Electrical equipment manufacturers are claimed to be at risk of missing WEEE collection targets because of collectors operating outside the compliance scheme system.
The recycling or refurbishment of electronics equipment no longer needed by busineses is commonplace and motivated by the high residual value of the units. But firms not involved in the compliance scheme system that reclaim such equipment from businesses are not obligated under the WEEE Directive to report them, according to a paper published in the Yale Journal of Industrial Ecology.
This leaves compliance organisations affiliated to manufacturers with less WEEE to collect and report and poses a problem for a Government trying to meet collection targets under the directive.
The paper’s lead author, Richard Peagam, a consultant at resource sustainability consultancy LRS, says there was a risk that UK targets could be missed as a result of this competition between producer-affiliated schemes and those not involved.
Manufacturers such as Sony and HP are obligated under the WEEE Directive to have extended responsibility for their products (EPR) across their entire life-cycle. This means collection organised by WEEE compliance schemes is financed by producers, and end-of-life numbers are reported.

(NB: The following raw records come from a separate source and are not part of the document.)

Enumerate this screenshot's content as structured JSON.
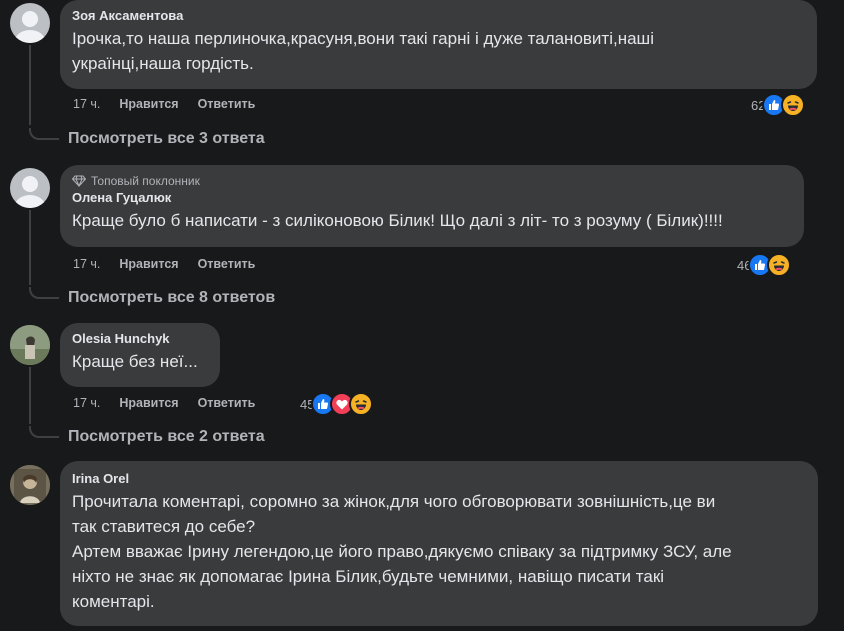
{
  "colors": {
    "background": "#18191a",
    "bubble": "#3a3b3c",
    "text": "#e4e6eb",
    "secondary": "#b0b3b8",
    "like": "#1877f2",
    "love": "#f33e58",
    "haha": "#f7b125"
  },
  "actions": {
    "like": "Нравится",
    "reply": "Ответить"
  },
  "comments": [
    {
      "author": "Зоя Аксаментова",
      "text": "Ірочка,то наша перлиночка,красуня,вони такі гарні і дуже талановиті,наші\nукраїнці,наша гордість.",
      "time": "17 ч.",
      "reaction_count": "62",
      "reaction_icons": [
        "like-icon",
        "haha-icon"
      ],
      "view_replies": "Посмотреть все 3 ответа"
    },
    {
      "badge": "Топовый поклонник",
      "author": "Олена Гуцалюк",
      "text": "Краще було б написати - з силіконовою Білик! Що далі з літ- то з розуму ( Білик)!!!!",
      "time": "17 ч.",
      "reaction_count": "46",
      "reaction_icons": [
        "like-icon",
        "haha-icon"
      ],
      "view_replies": "Посмотреть все 8 ответов"
    },
    {
      "author": "Olesia Hunchyk",
      "text": "Краще без неї...",
      "time": "17 ч.",
      "reaction_count": "45",
      "reaction_icons": [
        "like-icon",
        "love-icon",
        "haha-icon"
      ],
      "view_replies": "Посмотреть все 2 ответа"
    },
    {
      "author": "Irina Orel",
      "text": "Прочитала коментарі, соромно за жінок,для чого обговорювати зовнішність,це ви\nтак ставитеся до себе?\nАртем вважає Ірину легендою,це його право,дякуємо співаку за підтримку ЗСУ, але\nніхто не знає як допомагає Ірина Білик,будьте чемними, навіщо писати такі\nкоментарі."
    }
  ]
}
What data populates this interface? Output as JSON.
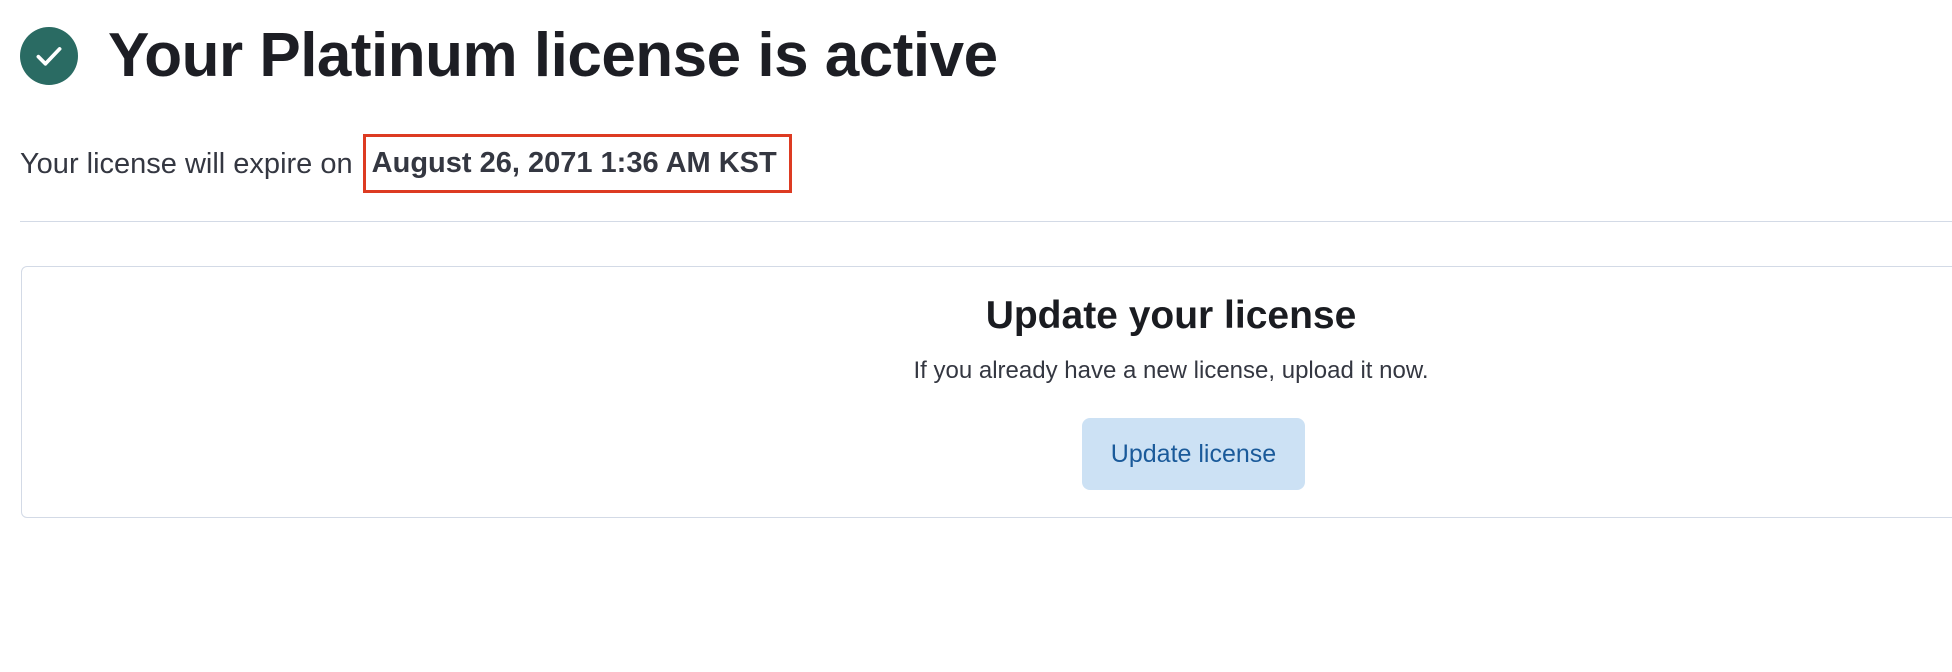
{
  "header": {
    "title": "Your Platinum license is active",
    "status_icon": "check-circle-icon",
    "status_color": "#2a6b63"
  },
  "expiry": {
    "prefix": "Your license will expire on",
    "date": "August 26, 2071 1:36 AM KST",
    "highlight_color": "#dd3b22"
  },
  "update_panel": {
    "title": "Update your license",
    "description": "If you already have a new license, upload it now.",
    "button_label": "Update license",
    "button_bg": "#cce1f4",
    "button_text_color": "#1a5a9a"
  }
}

Peagam told MRW: “The impact on EPR is that if you are any company or Government with a collection target, you go in to collect WEEE and find that other companies are already in place collecting it.”

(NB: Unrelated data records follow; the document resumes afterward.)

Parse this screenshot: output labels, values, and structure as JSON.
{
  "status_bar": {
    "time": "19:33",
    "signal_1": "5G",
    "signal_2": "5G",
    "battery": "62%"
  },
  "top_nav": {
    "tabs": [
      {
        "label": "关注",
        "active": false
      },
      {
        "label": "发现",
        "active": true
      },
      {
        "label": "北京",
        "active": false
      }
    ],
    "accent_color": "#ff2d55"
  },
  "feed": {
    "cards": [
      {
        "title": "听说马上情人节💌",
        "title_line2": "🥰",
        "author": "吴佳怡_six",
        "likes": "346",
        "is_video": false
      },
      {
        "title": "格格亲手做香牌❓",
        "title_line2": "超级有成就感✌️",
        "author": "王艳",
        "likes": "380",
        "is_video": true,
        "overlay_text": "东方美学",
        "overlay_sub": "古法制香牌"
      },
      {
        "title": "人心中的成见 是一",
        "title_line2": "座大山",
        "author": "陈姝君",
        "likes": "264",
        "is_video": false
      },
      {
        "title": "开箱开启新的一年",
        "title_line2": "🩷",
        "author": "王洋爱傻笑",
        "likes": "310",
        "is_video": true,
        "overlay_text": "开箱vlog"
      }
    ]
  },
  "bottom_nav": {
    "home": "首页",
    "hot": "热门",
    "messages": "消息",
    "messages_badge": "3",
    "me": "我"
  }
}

The WEEE Directive recast will see increased pressure placed on producers, who will have to reach a minimum collection target of 45% of that placed on the market from 2016 and 65% from 2019. To achieve the earlier target, the UK will need to move up from its current position by around 10 percentage points, according to the Environment Agency.

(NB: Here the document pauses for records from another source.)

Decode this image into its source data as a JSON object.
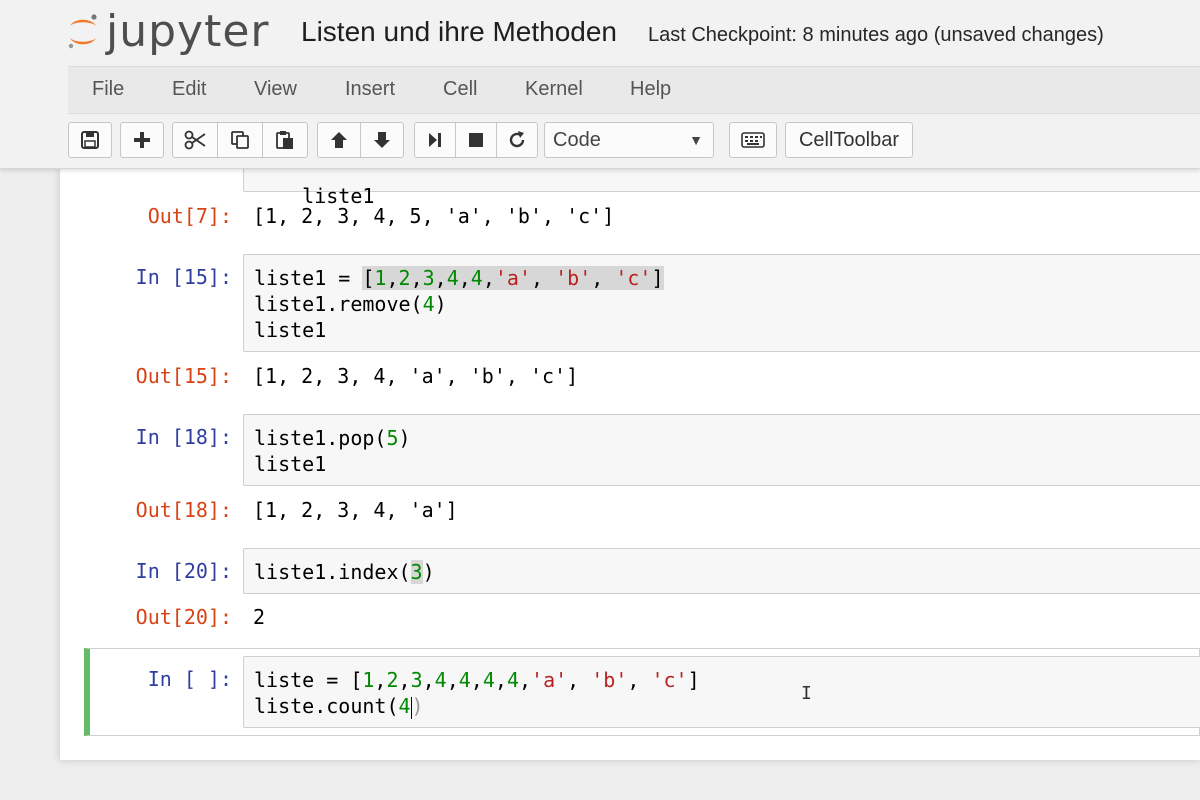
{
  "header": {
    "logo_text": "jupyter",
    "notebook_title": "Listen und ihre Methoden",
    "checkpoint": "Last Checkpoint: 8 minutes ago (unsaved changes)"
  },
  "menu": [
    "File",
    "Edit",
    "View",
    "Insert",
    "Cell",
    "Kernel",
    "Help"
  ],
  "toolbar": {
    "cell_type": "Code",
    "celltoolbar_label": "CellToolbar",
    "buttons": [
      "save-icon",
      "plus-icon",
      "cut-icon",
      "copy-icon",
      "paste-icon",
      "arrow-up-icon",
      "arrow-down-icon",
      "run-icon",
      "stop-icon",
      "restart-icon",
      "keyboard-icon"
    ]
  },
  "cells": {
    "c7": {
      "partial_input": "liste1",
      "out_prompt": "Out[7]:",
      "output": "[1, 2, 3, 4, 5, 'a', 'b', 'c']"
    },
    "c15": {
      "in_prompt": "In [15]:",
      "t1": "liste1 = ",
      "list": [
        "[",
        "1",
        ",",
        "2",
        ",",
        "3",
        ",",
        "4",
        ",",
        "4",
        ",",
        "'a'",
        ", ",
        "'b'",
        ", ",
        "'c'",
        "]"
      ],
      "line2_a": "liste1.remove(",
      "line2_num": "4",
      "line2_b": ")",
      "line3": "liste1",
      "out_prompt": "Out[15]:",
      "output": "[1, 2, 3, 4, 'a', 'b', 'c']"
    },
    "c18": {
      "in_prompt": "In [18]:",
      "line1_a": "liste1.pop(",
      "line1_num": "5",
      "line1_b": ")",
      "line2": "liste1",
      "out_prompt": "Out[18]:",
      "output": "[1, 2, 3, 4, 'a']"
    },
    "c20": {
      "in_prompt": "In [20]:",
      "line1_a": "liste1.index(",
      "line1_num": "3",
      "line1_b": ")",
      "out_prompt": "Out[20]:",
      "output": "2"
    },
    "c_new": {
      "in_prompt": "In [ ]:",
      "t1": "liste = ",
      "list": [
        "[",
        "1",
        ",",
        "2",
        ",",
        "3",
        ",",
        "4",
        ",",
        "4",
        ",",
        "4",
        ",",
        "4",
        ",",
        "'a'",
        ", ",
        "'b'",
        ", ",
        "'c'",
        "]"
      ],
      "line2_a": "liste.count(",
      "line2_num": "4",
      "line2_b": ")"
    }
  },
  "colors": {
    "in_prompt": "#303f9f",
    "out_prompt": "#d84315",
    "number": "#008800",
    "string": "#ba2121",
    "selected_border": "#66bb6a"
  }
}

The paper states: “Producers may need to increase collection from business-to-business streams should there be insufficient volumes collected from B2C [business-to-consumer] electronics streams to achieve the target in the recast… Manufacturers could be forced to pay these collectors, or the users, to access WEEE to comply. Even then there is no guarantee targets could be met.”
The under-reporting of collections also causes a lack of transparency around material flows and treatments, which could threaten producers’ legal obligations to finance recycling, according to Peagam’s study.
“It’s not necessarily a bad thing that these other companies are in place,” he said. “We are looking to promote the recollection of WEEE and it’s not yet clear how to deal with this situation.”
The paper concludes that for producers to fulfil their obligations, there needs to be a better understanding of the networks and operational practices of business IT WEEE collections to develop stronger business strategies and Government policies.
The study was published during consultation by the Department for Business, Innovation and Skills (BIS) on WEEE, which closes on 21 June. Implementation is due on 1 January 2014.